July 23, 1918 – Tuesday – Americans and French cross the Marne over a front of twelve miles. Victorious allies hurl back German reserves and sweep on along the entire battle front. To end strikes. Declaring that “the epidemic of strikes in Massachusetts must cease at once,” Charles Wood of the state board of conciliation and arbitration today issued an ultimatum to employers and employees concerned in labor disputes around the state that if they don’t reach an agreement within 24 hours, the board would intervene to ensure the continued production of necessary war materials. Loading Cartridges. Representatives of US Cartridge Co and the US Army Ordnance Department petitioned the city for permission to begin loading cartridges on the top two floors of the Bigelow Hartford Plant on Market Street. The company promised to maintain not more than 200 pounds of smokeless powder on hand at any one time, and that would be stored in a fireproof building. Lowell hero’s grave. A photograph showing the place in France where Oliver M Chadwick, the Lowell aviator who died in the French service on August 14, 1916, has been buried was received today by Mayor Perry Thompson from a French soldier who forwarded it to the city with a request that it be given to the aviator’s folks. The mayor will forward the photo to Austin K Chadwick, the young aviator’s father.

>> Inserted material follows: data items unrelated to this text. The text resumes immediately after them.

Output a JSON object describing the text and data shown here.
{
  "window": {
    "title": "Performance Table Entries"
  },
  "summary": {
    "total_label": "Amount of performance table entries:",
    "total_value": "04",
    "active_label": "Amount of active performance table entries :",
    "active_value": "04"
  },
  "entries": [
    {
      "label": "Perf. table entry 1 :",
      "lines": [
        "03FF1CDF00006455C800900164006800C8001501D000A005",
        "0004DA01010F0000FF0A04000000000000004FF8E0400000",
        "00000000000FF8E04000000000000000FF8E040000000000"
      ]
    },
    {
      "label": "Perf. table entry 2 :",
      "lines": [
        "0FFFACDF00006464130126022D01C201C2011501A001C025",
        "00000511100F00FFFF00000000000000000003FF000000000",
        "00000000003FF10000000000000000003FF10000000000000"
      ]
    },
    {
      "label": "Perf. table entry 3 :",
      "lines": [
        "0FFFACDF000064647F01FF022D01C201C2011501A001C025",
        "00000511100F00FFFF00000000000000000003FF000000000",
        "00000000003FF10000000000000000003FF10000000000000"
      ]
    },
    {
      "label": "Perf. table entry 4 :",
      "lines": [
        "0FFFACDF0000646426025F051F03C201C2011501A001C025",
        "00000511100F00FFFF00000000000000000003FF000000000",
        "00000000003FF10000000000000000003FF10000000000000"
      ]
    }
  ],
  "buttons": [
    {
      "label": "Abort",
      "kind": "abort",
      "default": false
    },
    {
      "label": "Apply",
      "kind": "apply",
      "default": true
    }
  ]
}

July 24, 1918 – Wednesday – Hun losses to date 180,000, allies continue to advance. Big assignment of Lowell men leaves for Camp Devens today. Largest individual quota of local men for National Army begins training with a send-off by a record breaking crowd at the train station.
July 25, 1918 – Thursday – Crown Prince Rupprecht of Bavaria and his army trapped by great advance by British. Franco-Americans push on. Pershing announces further progress for Yankees. Off for camp. Local companies of the State Guard went to Framingham today for the state guard’s first encampment. Companies C, G and K, the Lowell units of the 16th regiment of the state guard, assembled at the armory this morning then marched to the Middlesex street depot where they boarded a train for the five day encampment. Housing plan. Federal officials to discuss local housing problem with city council. Government has secured land on which 80 houses can be built and want to arrange for sewer connections and other city services. Call Lowell doctors of draft age. All who have been classified by their exemption boards as fit and eligible for special service will be inducted into the national service on August 11 and will entrain for Fort Slocum, New York, on that day.
July 26, 1918 – Friday – Allies rapidly closing in on Crown Prince’s forces. Pershing reports enemy still fleeing before American forces. Four more Lowell boys make the supreme sacrifice. Corporate Josephy H Worthy and Privates Francis M McOsker, Philip Chalifoux, and Arthur R McOsker, all members of the 101st regiment, were in today’s list of casualties from “over there.” All were members of Company M of the Old Ninth, now the 101st regiment, with the exception of Francis McOsker, who was with the headquarters company of the 101st. Corporal Worthy was a brother of Mrs. Martin Brick of 50 Bartlett St. Worthy enlisted in Company M at the outbreak of the trouble with Mexico several years ago and served on the border at that time. Francis McOsker, son of John McOsker of 13 Andrews street, graduated from Lowell High in 1916. Before joining the National Guard and leaving for France, he was employed at the United States Cartridge Company. Arthur McOsker, 23, was the son of Mr and Mrs George McOsker of 17 Liberty street. He also served with Company M on the Mexican border. Philip Chalifoux, 18, was the son of Mr and Mrs Harmidas Chalifoux, 25 Lafayette st. He enlisted in Company M last June. More houses. Work on first group of houses for war workers will seen begin on the tract of land in Belvidere surrounded by Rogers, Perry and Alton streets, High street extension and Park avenue. The houses range from one to four family, and will accommodate a total of 82 families.